Worsley (If Walls Could Talk: An Intimate History of the Home, 2012, etc.) explains England’s love affair with scandals, lurid murders and executions.
Readers’ initial apprehension that this might be just another list of sensational crimes, trials and public hangings quickly fades as the author exhibits her exceptional knowledge of social and literary England. Her position as chief curator at Historic Royal Palaces, which manages the Tower of London, Kensington Palace, Kew Palace and other significant British sites, gives her a broad supply of informative resources. Simply put, murder was the TV of the Victorian era, an escape from everyday woes—of which there were plenty. With the burgeoning newspaper industry printing every minute detail, the public began expressing their conclusions by sending letters to investigators.
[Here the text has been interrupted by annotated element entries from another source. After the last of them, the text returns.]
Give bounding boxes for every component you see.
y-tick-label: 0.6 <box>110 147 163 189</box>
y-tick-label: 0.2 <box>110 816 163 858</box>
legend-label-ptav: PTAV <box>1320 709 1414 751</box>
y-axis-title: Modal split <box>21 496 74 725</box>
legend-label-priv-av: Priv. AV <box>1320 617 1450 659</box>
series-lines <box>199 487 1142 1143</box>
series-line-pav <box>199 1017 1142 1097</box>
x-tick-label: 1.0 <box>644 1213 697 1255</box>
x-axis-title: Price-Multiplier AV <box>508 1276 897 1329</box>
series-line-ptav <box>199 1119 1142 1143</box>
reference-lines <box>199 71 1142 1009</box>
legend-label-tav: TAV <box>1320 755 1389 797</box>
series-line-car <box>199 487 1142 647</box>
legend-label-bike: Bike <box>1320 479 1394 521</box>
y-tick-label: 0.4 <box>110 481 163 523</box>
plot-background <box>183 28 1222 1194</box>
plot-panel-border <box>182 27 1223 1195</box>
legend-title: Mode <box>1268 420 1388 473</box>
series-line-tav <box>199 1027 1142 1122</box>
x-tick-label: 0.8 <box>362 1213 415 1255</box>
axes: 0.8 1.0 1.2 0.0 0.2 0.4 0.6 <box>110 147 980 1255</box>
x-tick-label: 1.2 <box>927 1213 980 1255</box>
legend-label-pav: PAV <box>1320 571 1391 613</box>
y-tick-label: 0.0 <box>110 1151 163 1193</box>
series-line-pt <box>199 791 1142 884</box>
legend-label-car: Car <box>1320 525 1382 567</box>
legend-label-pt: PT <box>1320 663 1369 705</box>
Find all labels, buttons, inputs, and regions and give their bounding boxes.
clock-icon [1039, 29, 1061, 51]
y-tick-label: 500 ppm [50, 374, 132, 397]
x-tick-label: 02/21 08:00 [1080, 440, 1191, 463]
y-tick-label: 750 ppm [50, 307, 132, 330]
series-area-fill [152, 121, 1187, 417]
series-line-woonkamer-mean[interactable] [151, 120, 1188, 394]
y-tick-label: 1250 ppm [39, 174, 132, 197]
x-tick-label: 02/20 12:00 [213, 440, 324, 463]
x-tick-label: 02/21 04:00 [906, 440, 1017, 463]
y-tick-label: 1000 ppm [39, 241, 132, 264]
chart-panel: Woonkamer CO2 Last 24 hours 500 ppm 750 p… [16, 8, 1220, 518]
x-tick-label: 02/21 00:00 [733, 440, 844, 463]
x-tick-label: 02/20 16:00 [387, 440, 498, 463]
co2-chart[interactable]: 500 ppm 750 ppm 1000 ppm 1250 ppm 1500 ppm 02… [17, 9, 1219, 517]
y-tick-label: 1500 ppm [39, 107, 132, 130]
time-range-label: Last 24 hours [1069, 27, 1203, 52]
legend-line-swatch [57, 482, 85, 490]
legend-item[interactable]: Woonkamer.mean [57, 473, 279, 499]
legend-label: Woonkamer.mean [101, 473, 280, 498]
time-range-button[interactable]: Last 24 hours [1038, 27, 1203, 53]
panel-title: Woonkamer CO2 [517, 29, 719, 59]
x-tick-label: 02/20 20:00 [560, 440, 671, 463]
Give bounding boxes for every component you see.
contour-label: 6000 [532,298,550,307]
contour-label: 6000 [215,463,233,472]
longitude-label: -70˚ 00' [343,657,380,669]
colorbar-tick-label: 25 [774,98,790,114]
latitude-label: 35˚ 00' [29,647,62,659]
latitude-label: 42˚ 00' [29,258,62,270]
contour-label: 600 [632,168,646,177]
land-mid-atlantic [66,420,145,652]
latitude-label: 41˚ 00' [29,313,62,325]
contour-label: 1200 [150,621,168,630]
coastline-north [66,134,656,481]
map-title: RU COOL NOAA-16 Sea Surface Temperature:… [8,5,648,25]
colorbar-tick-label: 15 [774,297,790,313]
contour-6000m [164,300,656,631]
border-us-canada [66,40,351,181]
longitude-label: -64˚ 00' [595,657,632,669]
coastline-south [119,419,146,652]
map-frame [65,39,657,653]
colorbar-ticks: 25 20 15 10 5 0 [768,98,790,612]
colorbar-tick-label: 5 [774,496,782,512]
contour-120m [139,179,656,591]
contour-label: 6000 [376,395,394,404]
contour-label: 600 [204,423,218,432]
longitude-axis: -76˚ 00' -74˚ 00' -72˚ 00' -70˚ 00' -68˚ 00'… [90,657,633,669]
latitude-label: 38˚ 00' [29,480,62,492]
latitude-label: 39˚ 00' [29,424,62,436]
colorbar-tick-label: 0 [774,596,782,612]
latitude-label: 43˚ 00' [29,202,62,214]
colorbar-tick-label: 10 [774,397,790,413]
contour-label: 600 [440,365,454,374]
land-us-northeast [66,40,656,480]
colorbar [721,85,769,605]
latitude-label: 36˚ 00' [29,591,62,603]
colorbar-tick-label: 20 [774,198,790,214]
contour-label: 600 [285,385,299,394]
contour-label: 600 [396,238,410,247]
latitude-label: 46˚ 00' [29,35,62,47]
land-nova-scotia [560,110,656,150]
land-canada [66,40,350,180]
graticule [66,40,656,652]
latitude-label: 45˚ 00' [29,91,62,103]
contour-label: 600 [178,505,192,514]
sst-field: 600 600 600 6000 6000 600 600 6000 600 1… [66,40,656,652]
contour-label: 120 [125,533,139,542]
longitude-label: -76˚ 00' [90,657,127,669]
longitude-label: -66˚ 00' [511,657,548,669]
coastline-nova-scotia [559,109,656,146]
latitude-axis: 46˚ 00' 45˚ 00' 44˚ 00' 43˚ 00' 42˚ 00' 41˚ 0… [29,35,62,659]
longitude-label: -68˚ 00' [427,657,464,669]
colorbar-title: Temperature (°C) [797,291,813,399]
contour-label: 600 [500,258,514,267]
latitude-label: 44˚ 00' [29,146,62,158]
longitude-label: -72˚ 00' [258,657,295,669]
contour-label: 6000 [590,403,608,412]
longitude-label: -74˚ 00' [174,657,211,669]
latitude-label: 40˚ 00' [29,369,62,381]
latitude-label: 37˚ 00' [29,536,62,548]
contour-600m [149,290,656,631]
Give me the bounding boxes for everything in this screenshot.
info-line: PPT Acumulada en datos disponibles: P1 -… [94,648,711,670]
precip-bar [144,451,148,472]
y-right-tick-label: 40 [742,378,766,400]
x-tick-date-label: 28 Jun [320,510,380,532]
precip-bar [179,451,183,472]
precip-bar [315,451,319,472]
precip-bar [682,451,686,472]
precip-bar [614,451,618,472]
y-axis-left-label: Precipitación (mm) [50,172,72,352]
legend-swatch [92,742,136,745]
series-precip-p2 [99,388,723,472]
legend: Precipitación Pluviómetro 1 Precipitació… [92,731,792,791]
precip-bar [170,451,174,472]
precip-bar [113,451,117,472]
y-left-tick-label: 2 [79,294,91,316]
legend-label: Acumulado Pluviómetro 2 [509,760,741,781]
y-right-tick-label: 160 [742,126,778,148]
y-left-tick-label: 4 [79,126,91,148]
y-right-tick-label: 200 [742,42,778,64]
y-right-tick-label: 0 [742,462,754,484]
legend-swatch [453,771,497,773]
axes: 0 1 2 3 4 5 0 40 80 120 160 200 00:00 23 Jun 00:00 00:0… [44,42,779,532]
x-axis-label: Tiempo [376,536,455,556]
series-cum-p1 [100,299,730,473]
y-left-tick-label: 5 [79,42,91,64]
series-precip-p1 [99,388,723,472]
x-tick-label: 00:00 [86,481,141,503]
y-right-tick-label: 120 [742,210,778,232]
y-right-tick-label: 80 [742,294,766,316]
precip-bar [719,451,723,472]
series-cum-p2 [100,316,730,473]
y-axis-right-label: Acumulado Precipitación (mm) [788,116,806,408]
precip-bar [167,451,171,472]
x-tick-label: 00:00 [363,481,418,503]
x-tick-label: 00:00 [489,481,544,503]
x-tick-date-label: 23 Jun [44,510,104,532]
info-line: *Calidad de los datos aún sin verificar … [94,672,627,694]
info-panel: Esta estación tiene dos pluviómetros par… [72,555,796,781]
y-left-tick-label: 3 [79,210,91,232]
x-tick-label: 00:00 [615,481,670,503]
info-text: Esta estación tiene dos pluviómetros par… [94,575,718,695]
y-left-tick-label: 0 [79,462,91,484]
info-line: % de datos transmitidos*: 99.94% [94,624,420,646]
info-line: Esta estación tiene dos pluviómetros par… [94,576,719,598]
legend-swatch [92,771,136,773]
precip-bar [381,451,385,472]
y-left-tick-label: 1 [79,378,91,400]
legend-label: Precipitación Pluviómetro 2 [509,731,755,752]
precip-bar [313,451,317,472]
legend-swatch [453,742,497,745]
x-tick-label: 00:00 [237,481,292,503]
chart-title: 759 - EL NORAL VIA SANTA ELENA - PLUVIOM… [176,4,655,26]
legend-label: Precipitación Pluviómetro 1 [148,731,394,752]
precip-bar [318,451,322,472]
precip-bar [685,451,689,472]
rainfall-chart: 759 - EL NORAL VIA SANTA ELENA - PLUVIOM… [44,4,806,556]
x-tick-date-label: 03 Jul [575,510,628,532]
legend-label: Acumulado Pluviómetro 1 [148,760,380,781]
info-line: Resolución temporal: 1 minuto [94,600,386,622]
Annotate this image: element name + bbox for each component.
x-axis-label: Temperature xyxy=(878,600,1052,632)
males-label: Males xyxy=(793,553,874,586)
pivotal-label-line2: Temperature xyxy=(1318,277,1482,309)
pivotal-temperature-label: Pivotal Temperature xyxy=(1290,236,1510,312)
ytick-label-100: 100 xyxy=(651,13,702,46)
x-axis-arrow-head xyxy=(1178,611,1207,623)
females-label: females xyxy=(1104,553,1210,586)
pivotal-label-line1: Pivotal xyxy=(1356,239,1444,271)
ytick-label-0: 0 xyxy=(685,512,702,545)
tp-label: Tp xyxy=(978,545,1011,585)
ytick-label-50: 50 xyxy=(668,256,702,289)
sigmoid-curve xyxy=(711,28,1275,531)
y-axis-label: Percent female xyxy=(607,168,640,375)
In the early 18th century, news was spread by traveling troupes, which presented melodramas and puppet shows depicting the latest horror. There was also plenty of “penny blood” fiction adding to the descriptions of blood and gore. As the London stage became more “legitimate,” melodramas faded, and the detective appeared, as did the “respectable murderer.” Thanks to authors such as Charles Dickens, Wilkie Collins and Arthur Conan Doyle, the clever, observant detective became one of the most popular characters in literature. These stories were more concerned with explaining the why and who of a crime rather than describing the beastly deed. Then, during the “Golden Age” between the wars, demand grew for the “Mayhem Parva,” mysteries set in quaint but “stultifying, repetitive, hide-bound and reactionary” villages. These cozy mysteries can still be found on bookshelves alongside darker spy thrillers and crime novels.
Worsley ably shows how audiences drove writers, actors and purveyors of news to satisfy their morbid curiosities.